I have a LAMP server with 256MB RAM (poor man's server in cloud). I have an app written to run on this machine. Currently people upload images and they go straight into mysql as BLOB.
There are concerns that this might be very memory consuming operation and we move over it to simple plain files. Can some one tell me if these concerns are valid? (Worth putting efforts into changing a lot of ode that's already written given that we will have sufficient RAM in next 6 months ?)
As a general rule when should we store images in DB and when as files?
To read a BLOB in MySQL you need three times as much memory as it takes (it gets copied into several buffers).
So yes, reading a BLOB in MySQL consumes more memory than reading a file.
You should store them in the file system for several reasons:
The images are easily accessible via other apps (shell, FTP, www, etc...),
It's less resource intensive (including memory) to read them from the file system than from a database
If the database gets corrupted, the images are safe.
You also won't have tables bump up against their size limitations (determined by OS file size limitations) which slows them down (and making them require more resources to read).
The only time you should consider storing images in the DB is when they are used in transaction processing, and even then, there are numerous workarounds to that when storing in the file system.
To summarize:
Database Storage:
Pros:
Assures referential integrity
Easier backup strategy
Easier clustering (database cluster)
Cons:
Higher cost in memory usage and storage
Hard to scale
Additional code must be written to support HTTP caching
Requires a database and associated querying code
File System Storage
Pros:
Low memory footprint (more efficient)
Storage equal to file size
Easy retrieval and storage
Allows the web server to control caching
Cons:
Referential integrity not assured
Backups are not always in sync with database backups
Requires additional backup strategy
If referential integrity of your images is important, store them in the database. The advantages is that a backup of your database will always means that your rows and images are in sync. It does mean though that it is a bit more costly resource wise to store and retrieve.

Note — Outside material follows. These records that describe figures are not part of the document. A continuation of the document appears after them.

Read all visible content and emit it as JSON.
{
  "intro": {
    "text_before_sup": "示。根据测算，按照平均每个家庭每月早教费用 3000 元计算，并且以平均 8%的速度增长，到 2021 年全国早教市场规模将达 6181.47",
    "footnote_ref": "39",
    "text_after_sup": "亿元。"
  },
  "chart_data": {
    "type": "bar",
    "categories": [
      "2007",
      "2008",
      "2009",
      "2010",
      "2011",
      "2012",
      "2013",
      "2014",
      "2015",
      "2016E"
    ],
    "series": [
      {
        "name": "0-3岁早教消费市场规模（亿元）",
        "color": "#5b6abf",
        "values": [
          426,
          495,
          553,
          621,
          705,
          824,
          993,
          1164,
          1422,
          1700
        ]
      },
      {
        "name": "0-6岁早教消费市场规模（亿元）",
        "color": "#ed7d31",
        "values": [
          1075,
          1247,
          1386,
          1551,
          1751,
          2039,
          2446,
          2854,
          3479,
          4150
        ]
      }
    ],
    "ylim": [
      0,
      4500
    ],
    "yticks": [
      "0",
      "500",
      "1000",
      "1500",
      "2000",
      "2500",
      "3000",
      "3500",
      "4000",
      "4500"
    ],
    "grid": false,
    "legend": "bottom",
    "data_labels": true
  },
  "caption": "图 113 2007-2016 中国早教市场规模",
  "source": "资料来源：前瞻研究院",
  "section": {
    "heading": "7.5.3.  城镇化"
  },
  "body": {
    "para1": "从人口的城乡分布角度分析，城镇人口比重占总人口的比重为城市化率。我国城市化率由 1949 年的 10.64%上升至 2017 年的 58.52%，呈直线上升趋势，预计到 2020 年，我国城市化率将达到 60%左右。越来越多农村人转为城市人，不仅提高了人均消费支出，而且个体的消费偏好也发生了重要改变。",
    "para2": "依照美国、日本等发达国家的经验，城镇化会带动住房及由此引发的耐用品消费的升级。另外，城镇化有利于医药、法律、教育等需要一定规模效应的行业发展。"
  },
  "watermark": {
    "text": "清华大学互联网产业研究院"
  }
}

If the images themselves are not that important, store them as files. It allows for fast and simple retrieval and storage. The downside of using files though is that your backup strategy becomes more complicated and your files will not always be in sync with your database rows.
I personally always store them in the database. For me, the rewards are greater then the cost. This is hardly always the case though and you should look at your application requirements to see which is best for you.
Some large websites are using BLOBs to store their website content. Flickr's use of BLOBs is actually well documented. To answer your question though, file storage is more memory efficient than database storage.
If it is for serving on a WebPage I would user plain file system with a link to the image file name in text format on DataBase. Apache and browsers usually do an amazing job on caching static files.
Even though in theory, you could achieve similar performance serving images from a database, the amount of work you need to do for it does not justify this selection given that the only advantage I can think of is a more cohesive database (with a simple DB dump you get ALL your data: images + data).
If you have a lot of files to keep track of, or they are very large, I'd store them as files. Especially if these files are to be accessed via the web, in which case you can offload all that effort from the SQL server and let the web server handle the transfer.
A good way to track images is to name them using the primary key, and then keep track of the original file name (if you need it) in the database. This way you can always know which file connects to which row. Also, if you have many files (thousands, millions,...), you might consider 'hashing' them into directories, so that 1-1000 are stored in /1, 1001-2000 ares stored in /2, etc. Some OS's see a bit of slowdown when you get a large number of files in a single directory.